You know those banks that got bailed out last year? Of course you do. You remember, they took all your tax money and it seemed to disappear. Yeah, I see you nodding your head. You know the banks I’m talking about.
Well, I’m no expert (not about banks anyway), but here’s what I thought the idea was. They needed the cash so they could keep themselves afloat. And why do we want the banks to not shut down? Probably so they could keep making loans.
But this time, smart loans.
And yet somehow, the latest report shows that the 9 largest banks have stopped lending!

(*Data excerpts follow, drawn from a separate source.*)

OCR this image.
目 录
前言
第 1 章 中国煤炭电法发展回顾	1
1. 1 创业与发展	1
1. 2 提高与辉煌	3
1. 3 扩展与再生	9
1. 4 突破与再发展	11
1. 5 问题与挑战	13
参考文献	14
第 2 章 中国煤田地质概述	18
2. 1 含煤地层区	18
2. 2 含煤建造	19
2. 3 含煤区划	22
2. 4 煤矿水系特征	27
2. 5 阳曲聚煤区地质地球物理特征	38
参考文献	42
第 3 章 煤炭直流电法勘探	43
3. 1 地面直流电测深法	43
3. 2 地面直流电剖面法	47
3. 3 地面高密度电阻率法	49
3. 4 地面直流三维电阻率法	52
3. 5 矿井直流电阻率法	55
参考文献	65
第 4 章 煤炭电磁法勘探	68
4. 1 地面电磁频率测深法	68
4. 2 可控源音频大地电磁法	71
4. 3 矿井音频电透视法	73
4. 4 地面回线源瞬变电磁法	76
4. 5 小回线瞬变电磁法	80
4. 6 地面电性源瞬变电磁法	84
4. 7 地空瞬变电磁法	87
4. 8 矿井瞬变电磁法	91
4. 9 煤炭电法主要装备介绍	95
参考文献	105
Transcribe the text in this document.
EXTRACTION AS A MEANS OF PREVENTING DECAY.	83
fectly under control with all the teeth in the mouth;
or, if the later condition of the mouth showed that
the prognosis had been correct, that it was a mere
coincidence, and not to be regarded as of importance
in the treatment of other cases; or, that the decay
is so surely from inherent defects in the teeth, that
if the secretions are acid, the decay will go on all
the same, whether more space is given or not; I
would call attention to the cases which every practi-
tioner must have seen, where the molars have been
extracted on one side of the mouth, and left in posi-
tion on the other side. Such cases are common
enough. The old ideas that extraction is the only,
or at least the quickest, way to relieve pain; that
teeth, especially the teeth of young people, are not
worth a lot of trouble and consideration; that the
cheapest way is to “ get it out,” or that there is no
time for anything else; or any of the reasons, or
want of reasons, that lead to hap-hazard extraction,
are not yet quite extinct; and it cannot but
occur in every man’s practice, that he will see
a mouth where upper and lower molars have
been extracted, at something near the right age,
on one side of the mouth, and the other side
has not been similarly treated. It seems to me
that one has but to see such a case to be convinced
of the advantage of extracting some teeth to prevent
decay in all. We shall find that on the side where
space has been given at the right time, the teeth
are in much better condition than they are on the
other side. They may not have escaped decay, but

That’s right. Their rate of giving out loans dropped by 35% from December to January. Now, maybe you think, as some experts do, that they just upped their loans in December. If they gave out more early, then there’s less to do in January, right?
But get this!
Loans dropped ACROSS THE BOARD!
FOR EVERY BANK!
I mean, come on, at some point, someone’s gotta need money. And qualify for a loan. But according to their reports, every sector has dropped. Residential home purchases, mortgage refinances, secondary home equity, commercial real estate, and construction!
They’re all down.
So then the banks tried to claim that they were spending the money on restructuring existing loans instead of issuing new ones.
But according to the latest Treasury report loan mods dropped by even more! 56 percent!
You should really see this list of banks. Most likely, your bank is on there.
Oh well, I’m sure the government bailout money is being well spent . . . somewhere. Just hope I don’t run into the heads of Citigroup, Regions, SunTrust, etc. when I head on my next vacation.
I might just have to give them a piece of my mind. For now, why don’t you give me a piece of yours.